Retired
civil servant strikes it rich with debut novel,
32 years in the writing
John Ezard
Wednesday February 18, 2004
The Guardian
A retired civil servant living on a British Council pension
has landed a deal
worth several hundred thousand dollars for his first novel,
which has been
hailed as a masterpiece, more than a year before its publication.
"I am utterly astonished," Charles Chadwick, 71,
said yesterday. "The phrase
'beyond my wildest dreams' has now taken on meaning for me."
The money is for the US rights to Chadwick's 300,000-word
"epic story of
everyday life", It's All Right Now, which his agent,
Caroline Dawnay, said
yesterday had "the stamp of a great novel".
Ms Dawnay and Chadwick's British publisher, Faber & Faber,
declined to say how
much his UK advance was. But Faber took the extremely rare
step for a reputable
publisher of describing a book, which is still going through
its editing stages,
as "an exceptional first novel".
The writer's editor at Faber, Jonathan Riley, said: "As
a first novel it is
astonishing; as the product of a lifetime's experience it
becomes explicable."
Chadwick, who lives in London, said his success so far showed
it was "possible
to write an ordinary novel about ordinary people's lives".
He embarked on the work as a British Council official in Nigeria
in 1972.
His hero, Tom Ripple, is an insignificant cog in an import/
export company.
Married in the early 1970s to an ideologically-minded social
worker, he lives
near the North Circular road in London and has a paedophile
neighbour.
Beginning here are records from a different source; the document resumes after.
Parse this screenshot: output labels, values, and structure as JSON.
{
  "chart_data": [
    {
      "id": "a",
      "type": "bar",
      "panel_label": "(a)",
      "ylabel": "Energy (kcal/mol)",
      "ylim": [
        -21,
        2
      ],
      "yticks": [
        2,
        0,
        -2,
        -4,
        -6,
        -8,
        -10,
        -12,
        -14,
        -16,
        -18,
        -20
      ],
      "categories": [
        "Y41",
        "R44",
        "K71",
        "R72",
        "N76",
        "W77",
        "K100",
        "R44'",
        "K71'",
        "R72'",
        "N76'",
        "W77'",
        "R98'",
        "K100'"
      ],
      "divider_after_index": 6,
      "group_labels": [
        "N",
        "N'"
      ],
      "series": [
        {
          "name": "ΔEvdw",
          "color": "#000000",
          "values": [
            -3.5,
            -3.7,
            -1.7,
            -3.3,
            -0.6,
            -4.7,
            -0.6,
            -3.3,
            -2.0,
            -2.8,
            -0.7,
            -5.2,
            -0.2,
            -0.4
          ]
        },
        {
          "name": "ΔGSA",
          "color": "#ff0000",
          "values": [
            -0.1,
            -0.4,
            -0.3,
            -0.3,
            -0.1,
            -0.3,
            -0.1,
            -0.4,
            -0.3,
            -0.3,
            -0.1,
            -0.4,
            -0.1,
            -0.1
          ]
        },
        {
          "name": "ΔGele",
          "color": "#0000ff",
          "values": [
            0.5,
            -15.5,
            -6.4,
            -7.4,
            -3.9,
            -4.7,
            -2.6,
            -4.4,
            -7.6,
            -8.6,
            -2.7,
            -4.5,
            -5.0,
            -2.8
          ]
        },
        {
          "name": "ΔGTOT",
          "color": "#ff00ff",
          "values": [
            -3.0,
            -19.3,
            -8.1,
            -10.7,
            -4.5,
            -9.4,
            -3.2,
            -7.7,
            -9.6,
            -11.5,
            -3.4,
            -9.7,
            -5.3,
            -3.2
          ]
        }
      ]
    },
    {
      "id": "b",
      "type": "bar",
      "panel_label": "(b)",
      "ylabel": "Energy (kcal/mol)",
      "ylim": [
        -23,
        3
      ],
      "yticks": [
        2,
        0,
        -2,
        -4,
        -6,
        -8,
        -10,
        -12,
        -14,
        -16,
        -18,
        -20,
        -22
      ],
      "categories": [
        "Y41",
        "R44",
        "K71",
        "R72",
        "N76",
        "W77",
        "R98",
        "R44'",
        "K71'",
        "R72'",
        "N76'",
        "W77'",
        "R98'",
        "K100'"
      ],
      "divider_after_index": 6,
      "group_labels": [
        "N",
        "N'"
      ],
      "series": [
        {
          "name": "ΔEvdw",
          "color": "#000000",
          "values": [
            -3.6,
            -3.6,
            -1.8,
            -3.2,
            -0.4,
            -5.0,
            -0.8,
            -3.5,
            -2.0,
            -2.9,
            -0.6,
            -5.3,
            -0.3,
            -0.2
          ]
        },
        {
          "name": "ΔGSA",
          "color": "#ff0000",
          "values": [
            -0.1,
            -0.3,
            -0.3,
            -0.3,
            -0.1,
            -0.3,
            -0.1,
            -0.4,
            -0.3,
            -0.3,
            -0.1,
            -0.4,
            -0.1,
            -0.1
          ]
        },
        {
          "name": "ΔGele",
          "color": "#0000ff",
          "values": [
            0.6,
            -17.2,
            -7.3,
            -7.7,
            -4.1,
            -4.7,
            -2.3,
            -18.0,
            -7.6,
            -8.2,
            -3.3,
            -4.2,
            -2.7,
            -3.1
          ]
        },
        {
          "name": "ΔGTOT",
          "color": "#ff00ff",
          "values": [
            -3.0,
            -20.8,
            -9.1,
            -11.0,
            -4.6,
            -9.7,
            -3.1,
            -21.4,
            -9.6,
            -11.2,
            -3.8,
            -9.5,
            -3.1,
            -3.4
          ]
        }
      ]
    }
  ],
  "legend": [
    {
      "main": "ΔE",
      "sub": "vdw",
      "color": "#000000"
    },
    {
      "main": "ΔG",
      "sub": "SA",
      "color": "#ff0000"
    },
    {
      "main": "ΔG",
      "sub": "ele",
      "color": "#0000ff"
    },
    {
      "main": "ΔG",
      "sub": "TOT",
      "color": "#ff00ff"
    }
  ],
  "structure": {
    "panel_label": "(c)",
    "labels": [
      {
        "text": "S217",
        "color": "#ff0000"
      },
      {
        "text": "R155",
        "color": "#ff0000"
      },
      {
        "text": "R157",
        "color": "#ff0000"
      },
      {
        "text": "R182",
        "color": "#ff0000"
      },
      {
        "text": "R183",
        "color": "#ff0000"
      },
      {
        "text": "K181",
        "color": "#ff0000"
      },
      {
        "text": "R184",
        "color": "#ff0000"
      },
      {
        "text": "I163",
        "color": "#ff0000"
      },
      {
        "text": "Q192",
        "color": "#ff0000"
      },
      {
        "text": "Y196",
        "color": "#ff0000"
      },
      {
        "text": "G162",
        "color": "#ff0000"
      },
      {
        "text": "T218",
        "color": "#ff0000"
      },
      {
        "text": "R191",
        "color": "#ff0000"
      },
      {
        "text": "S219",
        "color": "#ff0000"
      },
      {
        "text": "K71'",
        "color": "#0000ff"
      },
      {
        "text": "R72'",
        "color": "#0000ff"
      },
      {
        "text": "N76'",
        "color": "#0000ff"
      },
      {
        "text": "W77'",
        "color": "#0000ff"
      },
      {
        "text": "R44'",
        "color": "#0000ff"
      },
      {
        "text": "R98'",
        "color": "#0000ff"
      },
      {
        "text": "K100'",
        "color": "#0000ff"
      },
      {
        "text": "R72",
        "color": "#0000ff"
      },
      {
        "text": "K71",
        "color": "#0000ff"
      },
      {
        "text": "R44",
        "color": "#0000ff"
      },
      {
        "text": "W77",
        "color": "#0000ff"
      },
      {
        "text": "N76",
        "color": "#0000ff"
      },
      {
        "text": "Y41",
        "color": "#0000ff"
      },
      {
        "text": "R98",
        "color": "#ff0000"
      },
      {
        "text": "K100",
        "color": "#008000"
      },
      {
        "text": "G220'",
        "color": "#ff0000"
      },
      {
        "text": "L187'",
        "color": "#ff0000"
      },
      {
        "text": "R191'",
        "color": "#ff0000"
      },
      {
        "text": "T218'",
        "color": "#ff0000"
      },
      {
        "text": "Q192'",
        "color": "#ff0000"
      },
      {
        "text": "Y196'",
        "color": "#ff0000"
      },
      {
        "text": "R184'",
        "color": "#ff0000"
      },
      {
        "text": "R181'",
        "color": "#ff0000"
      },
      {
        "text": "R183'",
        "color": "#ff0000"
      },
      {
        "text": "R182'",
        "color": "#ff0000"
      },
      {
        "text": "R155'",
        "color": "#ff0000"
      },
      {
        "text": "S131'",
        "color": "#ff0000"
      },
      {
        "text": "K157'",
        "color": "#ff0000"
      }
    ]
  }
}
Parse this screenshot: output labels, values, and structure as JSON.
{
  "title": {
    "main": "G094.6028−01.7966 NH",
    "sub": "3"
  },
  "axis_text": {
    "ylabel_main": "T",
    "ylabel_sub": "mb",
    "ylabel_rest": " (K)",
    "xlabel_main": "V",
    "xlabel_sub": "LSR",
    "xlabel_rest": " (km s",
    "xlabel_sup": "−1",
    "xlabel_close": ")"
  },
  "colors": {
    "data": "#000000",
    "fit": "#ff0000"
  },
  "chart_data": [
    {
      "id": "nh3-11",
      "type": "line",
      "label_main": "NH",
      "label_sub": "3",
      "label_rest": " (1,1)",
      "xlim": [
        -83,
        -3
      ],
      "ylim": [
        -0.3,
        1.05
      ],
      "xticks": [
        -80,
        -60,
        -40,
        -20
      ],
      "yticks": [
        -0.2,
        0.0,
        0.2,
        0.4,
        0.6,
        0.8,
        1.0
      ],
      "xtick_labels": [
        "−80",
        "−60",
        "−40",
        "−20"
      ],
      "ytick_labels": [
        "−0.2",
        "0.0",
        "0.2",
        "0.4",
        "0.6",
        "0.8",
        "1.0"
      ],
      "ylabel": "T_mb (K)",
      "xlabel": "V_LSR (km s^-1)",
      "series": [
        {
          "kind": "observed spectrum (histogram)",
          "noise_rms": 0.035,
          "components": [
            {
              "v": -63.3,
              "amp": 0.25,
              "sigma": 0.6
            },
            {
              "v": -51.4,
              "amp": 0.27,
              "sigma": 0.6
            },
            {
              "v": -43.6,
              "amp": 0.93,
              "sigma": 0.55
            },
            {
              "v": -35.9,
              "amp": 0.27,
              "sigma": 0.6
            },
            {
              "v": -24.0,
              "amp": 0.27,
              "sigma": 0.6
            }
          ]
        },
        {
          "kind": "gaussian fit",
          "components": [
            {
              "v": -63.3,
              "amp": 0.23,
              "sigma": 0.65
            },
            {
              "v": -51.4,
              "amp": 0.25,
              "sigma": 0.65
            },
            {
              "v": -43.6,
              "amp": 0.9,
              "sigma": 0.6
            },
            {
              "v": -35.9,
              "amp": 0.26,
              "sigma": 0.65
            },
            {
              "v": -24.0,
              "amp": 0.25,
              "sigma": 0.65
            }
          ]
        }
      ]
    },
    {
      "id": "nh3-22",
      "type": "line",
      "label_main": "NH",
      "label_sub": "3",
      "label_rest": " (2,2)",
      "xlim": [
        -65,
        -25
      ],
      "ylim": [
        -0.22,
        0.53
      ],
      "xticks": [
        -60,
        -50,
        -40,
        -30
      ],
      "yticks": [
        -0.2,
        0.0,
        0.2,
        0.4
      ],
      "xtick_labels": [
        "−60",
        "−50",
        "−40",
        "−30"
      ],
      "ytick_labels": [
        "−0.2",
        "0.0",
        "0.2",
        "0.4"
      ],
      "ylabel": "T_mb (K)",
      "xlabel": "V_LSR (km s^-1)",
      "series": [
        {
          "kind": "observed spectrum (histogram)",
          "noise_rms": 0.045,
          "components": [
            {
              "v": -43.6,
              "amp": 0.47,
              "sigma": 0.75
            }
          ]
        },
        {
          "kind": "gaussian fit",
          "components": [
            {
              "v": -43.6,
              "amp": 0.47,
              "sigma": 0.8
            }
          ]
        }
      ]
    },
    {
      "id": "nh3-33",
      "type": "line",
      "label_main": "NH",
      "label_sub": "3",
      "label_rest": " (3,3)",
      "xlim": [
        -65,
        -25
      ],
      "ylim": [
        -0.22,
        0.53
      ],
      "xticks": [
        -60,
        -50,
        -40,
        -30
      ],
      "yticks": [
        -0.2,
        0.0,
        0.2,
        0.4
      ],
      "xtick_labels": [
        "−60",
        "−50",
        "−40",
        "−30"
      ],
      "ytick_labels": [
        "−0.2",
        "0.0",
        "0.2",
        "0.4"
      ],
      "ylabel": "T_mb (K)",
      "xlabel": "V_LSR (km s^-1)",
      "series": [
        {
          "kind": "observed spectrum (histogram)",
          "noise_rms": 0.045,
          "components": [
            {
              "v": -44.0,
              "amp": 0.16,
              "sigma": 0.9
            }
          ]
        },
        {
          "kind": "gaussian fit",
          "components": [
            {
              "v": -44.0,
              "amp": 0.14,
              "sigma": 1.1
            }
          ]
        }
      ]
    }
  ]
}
His son
grows up gay, but marries. The tale ends with the 2000 millennium
celebrations.
Yesterday Faber spoke of a "beautiful and funny novel"
whose hero is "a modern,
bewildered Everyman and one of the most brilliantly realised
characters in
recent fiction".
Mr Riley called it a "very English response" to
John Updike's Rabbit novels in
its author's "love of language and lethal eye and ear".
Chadwick also worked as an overseas civil servant in Africa.
His British Council
postings spanned London, Kenya, Brazil, Canada and Poland,
where he was a
council director. He retired in 1992.
He has written several other novels, which publishers rejected.
Ms Dawnay, who also represents Nick Hornby and Alain de Botton,
began reading
parts of It's All Right Now as the author wrote or rewrote
them five years ago.
Chadwick said: "One is conscious of having been rescued
from oblivion by
Caroline, especially if one is getting on a bit in years -
and especially if the
whole novel is so big."
His book will be published in May 2005.